Optimising a SELECT query that runs slow on Oracle which runs quickly on SQL Server
Solution 1
Often this type of problem goes away if you analyze the tables involved (so Oracle has a better idea of the distribution of the data)
ANALYZE TABLE tasks COMPUTE STATISTICS;
Solution 2
The "IN" - clause is known in Oracle to be pretty slow. In fact, the internal query optimizer in Oracle cannot handle statements with "IN" pretty good. try using "EXISTS":
SELECT orderID FROM tasks WHERE orderID NOT EXISTS
(SELECT DISTINCT orderID FROM tasks WHERE
engineer1 IS NOT NULL AND engineer2 IS NOT NULL)`print("code sample");`
Caution: Please check if the query builds the same data results.
Edith says: ooops, the query is not well formed, but the general idea is correct.

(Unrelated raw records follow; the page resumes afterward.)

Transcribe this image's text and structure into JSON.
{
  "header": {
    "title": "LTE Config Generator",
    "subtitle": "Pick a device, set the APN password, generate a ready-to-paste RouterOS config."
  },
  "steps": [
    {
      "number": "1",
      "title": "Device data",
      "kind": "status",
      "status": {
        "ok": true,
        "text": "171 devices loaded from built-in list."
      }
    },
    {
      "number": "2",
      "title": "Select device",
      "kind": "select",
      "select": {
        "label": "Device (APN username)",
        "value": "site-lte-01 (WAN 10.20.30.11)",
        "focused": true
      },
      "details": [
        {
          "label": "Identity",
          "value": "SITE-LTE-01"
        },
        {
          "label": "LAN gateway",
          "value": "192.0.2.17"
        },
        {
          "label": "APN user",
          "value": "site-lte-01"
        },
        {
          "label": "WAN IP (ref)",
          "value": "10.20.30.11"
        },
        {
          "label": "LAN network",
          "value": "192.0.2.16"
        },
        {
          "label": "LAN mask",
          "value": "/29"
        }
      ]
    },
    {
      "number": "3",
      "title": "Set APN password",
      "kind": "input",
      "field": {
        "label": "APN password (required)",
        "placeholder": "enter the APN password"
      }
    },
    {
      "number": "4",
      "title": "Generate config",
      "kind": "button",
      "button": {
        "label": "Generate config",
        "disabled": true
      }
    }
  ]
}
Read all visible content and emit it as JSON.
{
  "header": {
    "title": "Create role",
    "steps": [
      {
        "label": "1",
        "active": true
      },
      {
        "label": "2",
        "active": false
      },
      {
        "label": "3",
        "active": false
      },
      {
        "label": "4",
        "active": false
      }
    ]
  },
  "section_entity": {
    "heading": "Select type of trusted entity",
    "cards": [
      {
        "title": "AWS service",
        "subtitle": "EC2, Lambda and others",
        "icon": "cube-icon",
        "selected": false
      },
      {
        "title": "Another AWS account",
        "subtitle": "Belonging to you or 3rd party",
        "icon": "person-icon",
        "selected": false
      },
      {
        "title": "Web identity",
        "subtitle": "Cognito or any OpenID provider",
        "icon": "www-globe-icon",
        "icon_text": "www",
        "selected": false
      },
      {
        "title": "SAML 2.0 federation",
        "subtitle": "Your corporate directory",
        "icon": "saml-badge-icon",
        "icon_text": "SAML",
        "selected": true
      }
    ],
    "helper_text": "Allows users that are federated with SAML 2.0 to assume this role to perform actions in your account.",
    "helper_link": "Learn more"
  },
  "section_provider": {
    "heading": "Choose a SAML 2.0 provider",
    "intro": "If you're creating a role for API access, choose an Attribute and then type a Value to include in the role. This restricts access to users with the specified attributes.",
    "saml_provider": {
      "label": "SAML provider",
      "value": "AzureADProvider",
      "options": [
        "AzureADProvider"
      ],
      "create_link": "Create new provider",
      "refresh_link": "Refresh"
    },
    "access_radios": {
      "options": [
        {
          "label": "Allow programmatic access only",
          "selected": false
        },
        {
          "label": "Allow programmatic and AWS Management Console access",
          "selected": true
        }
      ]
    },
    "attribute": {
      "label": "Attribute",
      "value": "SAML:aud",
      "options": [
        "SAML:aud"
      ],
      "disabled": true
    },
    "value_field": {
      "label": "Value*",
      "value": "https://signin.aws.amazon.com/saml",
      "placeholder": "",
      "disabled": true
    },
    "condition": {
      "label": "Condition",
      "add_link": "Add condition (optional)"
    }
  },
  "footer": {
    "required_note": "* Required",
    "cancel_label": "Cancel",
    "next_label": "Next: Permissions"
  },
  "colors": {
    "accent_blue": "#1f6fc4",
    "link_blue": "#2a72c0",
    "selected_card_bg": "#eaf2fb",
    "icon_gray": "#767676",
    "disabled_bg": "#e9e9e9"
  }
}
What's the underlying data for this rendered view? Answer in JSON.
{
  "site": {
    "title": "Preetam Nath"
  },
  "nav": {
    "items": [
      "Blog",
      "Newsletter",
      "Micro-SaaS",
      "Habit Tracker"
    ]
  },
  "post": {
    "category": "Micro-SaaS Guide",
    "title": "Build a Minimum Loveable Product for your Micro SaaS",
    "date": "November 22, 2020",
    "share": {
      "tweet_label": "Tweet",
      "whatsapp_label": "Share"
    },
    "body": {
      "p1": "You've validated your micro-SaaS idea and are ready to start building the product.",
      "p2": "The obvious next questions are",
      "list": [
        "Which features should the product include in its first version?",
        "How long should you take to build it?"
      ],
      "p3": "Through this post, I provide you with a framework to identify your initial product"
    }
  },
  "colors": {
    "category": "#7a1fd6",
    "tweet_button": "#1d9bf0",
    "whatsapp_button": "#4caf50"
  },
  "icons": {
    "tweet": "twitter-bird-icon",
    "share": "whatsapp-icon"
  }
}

Oracle has to fulfill a full table scan for the second (inner) query, build the results and then compare them to the first (outer) query, that's why it's slowing down. Try
SELECT orderID AS oid FROM tasks WHERE NOT EXISTS
(SELECT DISTINCT orderID AS oid2 FROM tasks WHERE
engineer1 IS NOT NULL AND engineer2 IS NOT NULL and oid=oid2)
or something similiar ;-)
Solution 3
I would try using joins instead
SELECT
t.orderID
FROM
tasks t
LEFT JOIN tasks t1
ON t.orderID = t1.orderID
AND t1.engineer1 IS NOT NULL
AND t1.engineer2 IS NOT NULL
WHERE
t1.orderID IS NULL
also your original query would probably be easier to understand if it was specified as:
SELECT orderID FROM orders WHERE orderID NOT IN
(SELECT DISTINCT orderID FROM tasks WHERE
engineer1 IS NOT NULL AND engineer2 IS NOT NULL)
(assuming you have orders table with all the orders listed)
which can be then rewritten using joins as:
SELECT
o.orderID
FROM
orders o
LEFT JOIN tasks t
ON o.orderID = t.orderID
AND t.engineer1 IS NOT NULL
AND t.engineer2 IS NOT NULL
WHERE
t.orderID IS NULL
Solution 4
I agree with TZQTZIO, I don't get your query.
If we assume the query did make sense then you might want to try using EXISTS as some suggest and avoid IN. IN is not always bad and there are likely cases which one could show it actually performs better than EXISTS.
The question title is not very helpful. I could set this query up in one Oracle database and make it run slow and make it run fast in another. There are many factors that determine how the database resolves the query, object statistics, SYS schema statistics, and parameters, as well as server performance. Sqlserver vs. Oracle isn't the problem here.
For those interested in query tuning and performance and want to learn more some of the google terms to search are "oak table oracle" and "oracle jonathan lewis".
Solution 5
Some questions:
- How many rows are there in tasks?
- What indexes are defined on it?
- Has the table been analyzed recently?
Another way to write the same query would be:
select orderid from tasks
minus
select orderid from tasks
where engineer1 IS NOT NULL AND engineer2 IS NOT NULL
However, I would rather expect the query to involve an "orders" table:
select orderid from ORDERS
minus
select orderid from tasks
where engineer1 IS NOT NULL AND engineer2 IS NOT NULL
or
select orderid from ORDERS
where orderid not in
( select orderid from tasks
where engineer1 IS NOT NULL AND engineer2 IS NOT NULL
)
or
select orderid from ORDERS
where not exists
( select null from tasks
where tasks.orderid = orders.orderid
and engineer1 IS NOT NULL OR engineer2 IS NOT NULL
)
RickL
Updated on July 05, 2022Comments
-
RickL almost 2 years
I'm trying to run the following SQL statement in Oracle, and it takes ages to run:
SELECT orderID FROM tasks WHERE orderID NOT IN (SELECT DISTINCT orderID FROM tasks WHERE engineer1 IS NOT NULL AND engineer2 IS NOT NULL)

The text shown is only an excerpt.